Unfortunately you can't force anything unless he has been declared legally incompetent by a judge.
What a shame that he doesn't think more of his wife. She is the one that will suffer from his stubbornness.
I would try to get daily help for her if that is the only way to help her.
You might consider a call to APS telling us exactly what you have to us. Let them open a case. They will contact social worker system and family if they feel guardianship is needed, and the social workers can help with getting at least temporary guardianship assigned to family member if APS feels this is an unsafe situation. Often they will not assess it as such, and you will be left waiting for the shoes to drop. Sorry, an awful situation to be in. It may help with your APS to have the neighborhood friends who are "concerned" to call APS at the same time the family does.
I had the opposite situation, it was my Mom would refused to downsize even thought Dad thought it was a good idea, but Dad wouldn't move without Mom. Dad knew at 90+ that he was limited on what he could now do around the house, but Mom, also in her 90's, still saw him as Superman, leaping tall buildings at a single bound, to fix things around the house and attend to outside needs. Plus it was very hard to say "no" to my Mom.
Like so many on this forum, I had to wait for a medical emergency. Mom fell with head trauma, doctor said time for a caregiver to help her. Nope, never, nada. No woman was going to come into HER house.

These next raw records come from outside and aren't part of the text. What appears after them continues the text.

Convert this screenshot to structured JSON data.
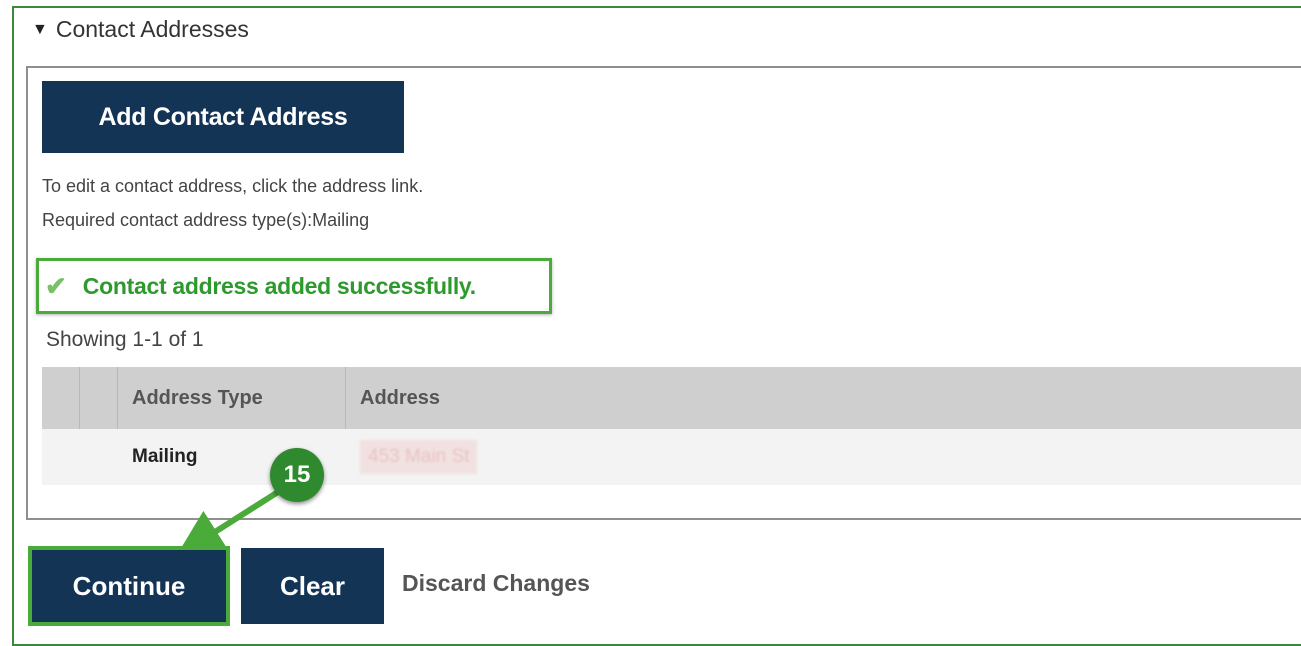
{
  "section": {
    "title": "Contact Addresses"
  },
  "actions": {
    "add_label": "Add Contact Address"
  },
  "help": {
    "line1": "To edit a contact address, click the address link.",
    "line2": "Required contact address type(s):Mailing"
  },
  "notice": {
    "message": "Contact address added successfully."
  },
  "table": {
    "showing": "Showing 1-1 of 1",
    "headers": [
      "Address Type",
      "Address"
    ],
    "rows": [
      {
        "type": "Mailing",
        "address": "453 Main St"
      }
    ]
  },
  "annotation": {
    "step": "15"
  },
  "footer": {
    "continue_label": "Continue",
    "clear_label": "Clear",
    "discard_label": "Discard Changes"
  },
  "colors": {
    "button_navy": "#143456",
    "success_green": "#2e9a2e",
    "highlight_green": "#4bab3a"
  }
}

Sure enough another head trauma fall, but with complications that caused my Mom to pass. It didn't take Dad long to sell the house and move into senior living. We found a facility that had Independent Living.... Assisted Living.... Memory Care. So as Dad advanced, he knew he would still be seeing the same Staff members, and having the same meals :) He missed Mom terribly and wished she would have move to such a facility years earlier, she may have lived longer.
Hope your Dad-in-law faces reality, otherwise he may lose the love of his wife over his own stubbornness. What he is putting her though is shortening her life :(
He was willing & able to move to a condo? But not accept home help or move to IL/AL. Why?

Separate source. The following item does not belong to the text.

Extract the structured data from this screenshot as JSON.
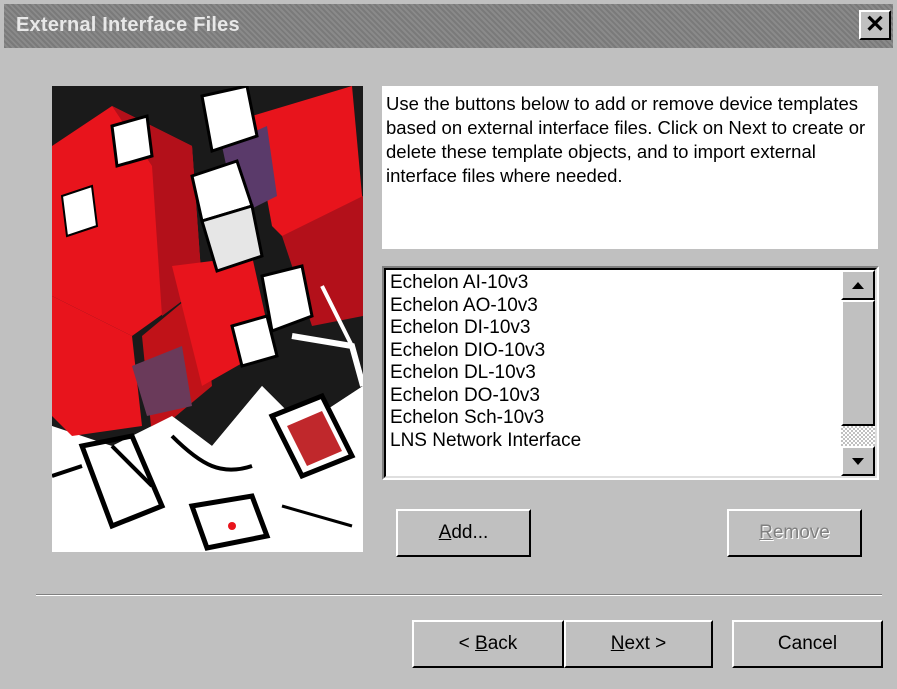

? He's the boss - don't be telling ME what to do youngsters! (Pride)
? Because HE is ok & is too egocentric to glace over as his wife & see her needs? (won't or can't).

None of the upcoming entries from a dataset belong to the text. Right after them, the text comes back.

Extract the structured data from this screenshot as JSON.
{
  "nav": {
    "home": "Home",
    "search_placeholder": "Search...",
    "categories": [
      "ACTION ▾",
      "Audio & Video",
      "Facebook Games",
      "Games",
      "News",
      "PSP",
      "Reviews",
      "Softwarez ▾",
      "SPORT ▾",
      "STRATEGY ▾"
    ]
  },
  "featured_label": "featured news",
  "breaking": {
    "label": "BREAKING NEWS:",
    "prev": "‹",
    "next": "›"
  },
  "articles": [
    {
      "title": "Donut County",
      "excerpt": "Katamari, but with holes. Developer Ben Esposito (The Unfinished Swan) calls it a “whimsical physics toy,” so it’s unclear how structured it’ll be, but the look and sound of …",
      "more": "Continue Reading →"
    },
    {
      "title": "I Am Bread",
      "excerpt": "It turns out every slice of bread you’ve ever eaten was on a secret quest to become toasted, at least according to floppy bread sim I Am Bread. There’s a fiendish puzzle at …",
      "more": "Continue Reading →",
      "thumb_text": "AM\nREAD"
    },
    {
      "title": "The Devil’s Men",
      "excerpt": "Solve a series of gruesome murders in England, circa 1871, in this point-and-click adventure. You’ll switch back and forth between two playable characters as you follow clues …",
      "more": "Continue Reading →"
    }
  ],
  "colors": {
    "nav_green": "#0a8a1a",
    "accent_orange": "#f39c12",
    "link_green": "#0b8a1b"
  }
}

Or maybe doesn't know what to do or how to go about it - staying put is just easier. (Judgement & planning skills kaput)
On a scale from Flexible like a sapling to Inflexible like concrete - where would he be?
PS I forgot fear. Is he scared of a vision of a 1900s nursing home. Has he ever toured a new hotel like AL facility?
My parents were in independent living and dad was still driving with early dementia. I just knew he was going to be one of those elders that went for a trip to the neighborhood store but ended up several states away. At the time I didn't voice my concerns to my father (according to him he was perfectly capable of driving. AAAAAUUUUUUGH). I'd ask my mom from time to time and voice my concerns and of course she'd continue to ride with him as long as she felt safe - ya just gotta love it! Luckily nothing ever happened and I did get him to volunteer to give up driving. Of course, he complained for the next of year that I made him quit driving- I forced him to volunteer.
The family can try and get in home help, if that is refused, someone should call the appropriate gov agency to do an evaluation of their situation. I wouldn't think the authorities wouldn't appoint a guardian/conservator for them without working with the family first.
The family needs to present a united front and continue try and convince them they deserve a better and safer life. Good luck.
Does Gma realize that the state will take guardianship and neither she nor her kids will have ANY say in where they end up? (This is unlikely to happen, but CAN. I might tell a therapeutic fib strong enough to get her to make a move).
That's sad. She is endangering her own life. Has she always been this submissive?
If someone (one of the "kids") showed up and offered her a ride to the IL facility, would she take the opportunity to move, or even to look?
I suspect I will get snarky replies from some other readers but I stand by my statement.